This is an archive of the discontinued LLVM Phabricator instance.

[AVX-512] Teach isel lowering that a subvector broadcast being inserted into both halves of a 512-bit vector can be combined into a larger subvector broadcast.
ClosedPublic

Authored by craig.topper on Oct 15 2016, 10:32 PM.

Details

Summary

This allows us to create broadcasts of 128-bit vector loads into 512-bit vectors.

New patterns added to support 8-bit and 16-bit vector types and v2f64/v2i64->v8f64/v8i64 without DQI instructions.

There also fallback patterns when the load can't be folded. These patterns are a little complex as we first need to insert the lower 128-bits into the second 128-bits using a zmm subvector insert instruction. We need to use a zmm insert in case VLX isn't available. Then use another zmm sub vector insert to take those 256-bits and insert them into the upper bits. Since we used a zmm insert to create the 256-bits we also need to do a extract_subreg to get just the lower 256-bits to pass to the second insert.

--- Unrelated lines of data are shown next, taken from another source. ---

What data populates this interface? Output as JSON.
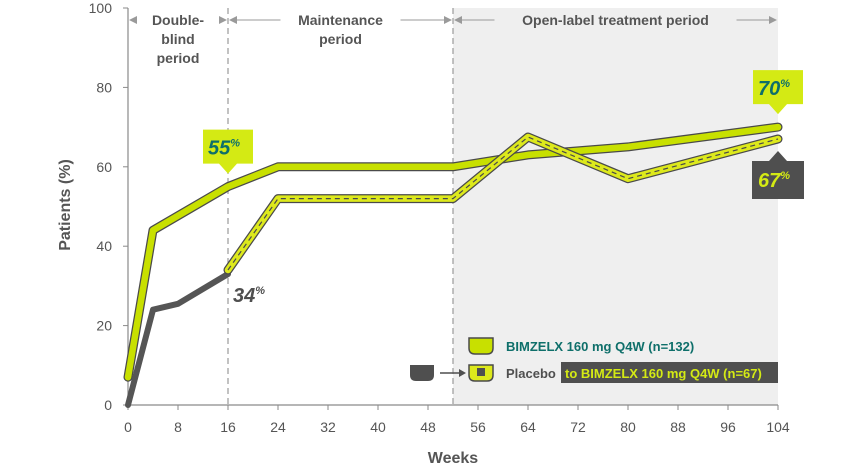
{
  "chart_data": {
    "type": "line",
    "xlabel": "Weeks",
    "ylabel": "Patients (%)",
    "xlim": [
      0,
      104
    ],
    "ylim": [
      0,
      100
    ],
    "xticks": [
      0,
      8,
      16,
      24,
      32,
      40,
      48,
      56,
      64,
      72,
      80,
      88,
      96,
      104
    ],
    "yticks": [
      0,
      20,
      40,
      60,
      80,
      100
    ],
    "grid": false,
    "periods": [
      {
        "label_lines": [
          "Double-",
          "blind",
          "period"
        ],
        "x_start": 0,
        "x_end": 16
      },
      {
        "label_lines": [
          "Maintenance",
          "period"
        ],
        "x_start": 16,
        "x_end": 52
      },
      {
        "label_lines": [
          "Open-label treatment period"
        ],
        "x_start": 52,
        "x_end": 104,
        "shaded": true
      }
    ],
    "series": [
      {
        "name": "BIMZELX 160 mg Q4W (n=132)",
        "color": "#c8e000",
        "points": [
          [
            0,
            7
          ],
          [
            4,
            44
          ],
          [
            16,
            55
          ],
          [
            24,
            60
          ],
          [
            52,
            60
          ],
          [
            64,
            63
          ],
          [
            80,
            65
          ],
          [
            104,
            70
          ]
        ]
      },
      {
        "name": "Placebo",
        "name_suffix": "to BIMZELX 160 mg Q4W (n=67)",
        "segments": [
          {
            "color": "#555555",
            "points": [
              [
                0,
                0
              ],
              [
                4,
                24
              ],
              [
                8,
                25.5
              ],
              [
                16,
                33
              ]
            ]
          },
          {
            "color": "#dde91c",
            "dashed": true,
            "points": [
              [
                16,
                34
              ],
              [
                24,
                52
              ],
              [
                52,
                52
              ],
              [
                64,
                67.5
              ],
              [
                80,
                57
              ],
              [
                104,
                67
              ]
            ]
          }
        ]
      }
    ],
    "annotations": [
      {
        "text": "55",
        "unit": "%",
        "x": 16,
        "y": 55,
        "style": "lime-callout-above"
      },
      {
        "text": "34",
        "unit": "%",
        "x": 16,
        "y": 33,
        "style": "plain-label"
      },
      {
        "text": "70",
        "unit": "%",
        "x": 104,
        "y": 70,
        "style": "lime-callout-above"
      },
      {
        "text": "67",
        "unit": "%",
        "x": 104,
        "y": 67,
        "style": "gray-callout-below"
      }
    ]
  }
}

The outer insert for the fallback patterns should have its type correct because eventually we should also supported masked operations here too. So we need a DQI and a NoDQI version of the v16f32/v16i32 patterns.

Diff Detail

Repository
rL LLVM

Event Timeline

craig.topper retitled this revision from to [AVX-512] Teach isel lowering that a subvector broadcast being inserted into both halves of a 512-bit vector can be combined into a larger subvector broadcast..
craig.topper updated this object.
craig.topper added reviewers: RKSimon, delena, igorb.
craig.topper added a subscriber: llvm-commits.
igorb accepted this revision.Oct 18 2016, 12:53 AM
igorb edited edge metadata.

LGTM,
Thanks for looking at this!

This revision is now accepted and ready to land.Oct 18 2016, 12:53 AM
This revision was automatically updated to reflect the committed changes.